H13P-01:
Pore Scale View of Fluid Displacement Fronts in Porous Media

Monday, 15 December 2014: 1:40 PM
Dani Or and Franziska Moebius, ETH Swiss Federal Institute of Technology Zurich, Zurich, Switzerland
Abstract:
The macroscopically smooth and regular motion of fluid fronts in porous media is composed of abrupt pore-scale interfacial jumps involving intense interfacial energy release marked by pressure bursts and acoustic emissions. The characteristics of these pore scale events affect residual phase entrapment and the resulting unsaturated transport properties behind the front. Experimental studies using acoustic emissions technique (AE), rapid imaging, and pressure measurements help characterize pore scale processes during drainage and imbibition in model porous media. Imbibition and drainage produce different AE signatures (obeying a power law).
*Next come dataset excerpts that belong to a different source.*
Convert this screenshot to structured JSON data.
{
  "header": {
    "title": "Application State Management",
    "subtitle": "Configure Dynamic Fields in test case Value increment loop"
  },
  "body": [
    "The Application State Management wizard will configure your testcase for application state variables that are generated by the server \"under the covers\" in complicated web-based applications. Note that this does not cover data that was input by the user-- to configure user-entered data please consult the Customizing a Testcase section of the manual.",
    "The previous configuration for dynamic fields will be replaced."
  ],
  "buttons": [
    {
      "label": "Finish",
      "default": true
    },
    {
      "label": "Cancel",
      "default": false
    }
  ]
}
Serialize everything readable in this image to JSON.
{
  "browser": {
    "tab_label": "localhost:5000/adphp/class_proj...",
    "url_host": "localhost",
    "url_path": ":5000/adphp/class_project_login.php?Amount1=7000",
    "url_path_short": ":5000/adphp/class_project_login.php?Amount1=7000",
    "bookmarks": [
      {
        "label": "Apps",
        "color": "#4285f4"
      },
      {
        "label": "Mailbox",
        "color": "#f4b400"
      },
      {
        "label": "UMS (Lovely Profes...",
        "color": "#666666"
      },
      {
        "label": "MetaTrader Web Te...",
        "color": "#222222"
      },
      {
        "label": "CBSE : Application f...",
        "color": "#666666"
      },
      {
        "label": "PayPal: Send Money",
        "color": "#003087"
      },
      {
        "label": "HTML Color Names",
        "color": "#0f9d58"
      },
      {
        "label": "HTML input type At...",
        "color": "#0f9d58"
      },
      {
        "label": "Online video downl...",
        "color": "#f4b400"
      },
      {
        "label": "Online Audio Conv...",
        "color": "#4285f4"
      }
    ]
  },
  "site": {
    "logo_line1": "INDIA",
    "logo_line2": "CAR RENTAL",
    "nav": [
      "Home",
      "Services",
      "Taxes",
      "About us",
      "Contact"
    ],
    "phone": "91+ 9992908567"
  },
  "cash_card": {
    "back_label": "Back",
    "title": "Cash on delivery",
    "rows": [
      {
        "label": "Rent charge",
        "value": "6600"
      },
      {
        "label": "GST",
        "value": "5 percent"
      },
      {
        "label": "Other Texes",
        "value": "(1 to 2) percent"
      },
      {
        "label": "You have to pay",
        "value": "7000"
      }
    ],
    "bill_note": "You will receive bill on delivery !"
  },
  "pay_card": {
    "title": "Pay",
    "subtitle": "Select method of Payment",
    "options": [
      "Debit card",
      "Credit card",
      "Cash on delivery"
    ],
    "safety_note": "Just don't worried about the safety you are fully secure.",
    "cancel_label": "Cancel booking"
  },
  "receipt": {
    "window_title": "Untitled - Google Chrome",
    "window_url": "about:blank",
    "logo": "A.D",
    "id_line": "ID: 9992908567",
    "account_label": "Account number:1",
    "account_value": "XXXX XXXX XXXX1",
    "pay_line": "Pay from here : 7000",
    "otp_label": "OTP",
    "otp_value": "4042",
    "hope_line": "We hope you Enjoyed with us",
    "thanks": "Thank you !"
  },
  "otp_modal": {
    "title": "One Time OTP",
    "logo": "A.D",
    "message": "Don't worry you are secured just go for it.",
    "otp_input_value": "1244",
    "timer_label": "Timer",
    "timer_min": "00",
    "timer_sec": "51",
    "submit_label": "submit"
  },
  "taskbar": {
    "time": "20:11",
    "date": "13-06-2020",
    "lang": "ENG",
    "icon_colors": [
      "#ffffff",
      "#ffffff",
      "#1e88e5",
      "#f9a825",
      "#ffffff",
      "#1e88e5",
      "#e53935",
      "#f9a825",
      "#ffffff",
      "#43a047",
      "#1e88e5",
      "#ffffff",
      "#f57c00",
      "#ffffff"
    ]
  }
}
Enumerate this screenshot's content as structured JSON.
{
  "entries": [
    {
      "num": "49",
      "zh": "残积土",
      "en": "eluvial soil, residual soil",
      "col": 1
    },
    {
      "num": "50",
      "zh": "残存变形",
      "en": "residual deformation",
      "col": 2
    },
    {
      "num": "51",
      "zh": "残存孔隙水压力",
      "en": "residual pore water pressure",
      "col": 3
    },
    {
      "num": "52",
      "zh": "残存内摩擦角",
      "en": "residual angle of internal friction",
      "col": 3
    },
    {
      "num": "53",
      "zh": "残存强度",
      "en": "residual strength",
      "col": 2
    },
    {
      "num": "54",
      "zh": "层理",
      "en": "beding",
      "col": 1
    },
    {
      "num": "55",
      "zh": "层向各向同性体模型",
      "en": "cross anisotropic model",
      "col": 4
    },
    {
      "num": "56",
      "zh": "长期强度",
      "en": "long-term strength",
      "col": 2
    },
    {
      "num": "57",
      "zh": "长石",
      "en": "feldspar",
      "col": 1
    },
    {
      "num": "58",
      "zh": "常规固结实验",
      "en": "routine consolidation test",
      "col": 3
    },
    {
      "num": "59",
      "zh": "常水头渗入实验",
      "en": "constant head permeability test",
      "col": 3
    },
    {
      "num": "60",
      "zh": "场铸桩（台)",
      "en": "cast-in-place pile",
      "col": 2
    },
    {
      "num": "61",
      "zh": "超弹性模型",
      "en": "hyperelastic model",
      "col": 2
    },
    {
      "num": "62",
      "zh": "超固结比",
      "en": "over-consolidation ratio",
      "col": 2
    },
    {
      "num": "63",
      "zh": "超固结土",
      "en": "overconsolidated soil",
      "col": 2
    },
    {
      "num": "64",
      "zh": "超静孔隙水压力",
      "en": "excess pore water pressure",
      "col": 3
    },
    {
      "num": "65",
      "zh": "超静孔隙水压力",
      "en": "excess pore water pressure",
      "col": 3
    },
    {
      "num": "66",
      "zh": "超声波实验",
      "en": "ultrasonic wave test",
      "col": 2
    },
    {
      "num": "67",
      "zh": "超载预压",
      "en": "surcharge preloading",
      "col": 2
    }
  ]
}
For rapid drainage, AE signals persist long after cessation of front motion indicative of redistribution and interfacial relaxation. Rapid imaging revealed that interfacial jumps exceed mean front velocity and are highly inertial (Re>1000). Imaged pore invasion volumes and pore volumes deduced from waiting times between pressure fluctuations were in remarkable agreement with geometric pores. Differences between invaded volumes and geometrical pores increase with increasing capillary numbers due to shorter pore evacuation times and onset of simultaneous invasion events. A new mechanistic model for interfacial motions through a pore-throat network enabled systematic evaluation of inertia in interfacial dynamics. Results suggest that in contrast to great sensitivity of pore scale dynamics to variations in pore geometry and boundary conditions, inertia exerts only a minor effect on average phase entrapment. Pore scale invasion events paint a complex picture of rapid and inertial motions and provide new insights on mechanisms at displacement fronts essential for improving the macroscopic description of multiphase flow in porous media.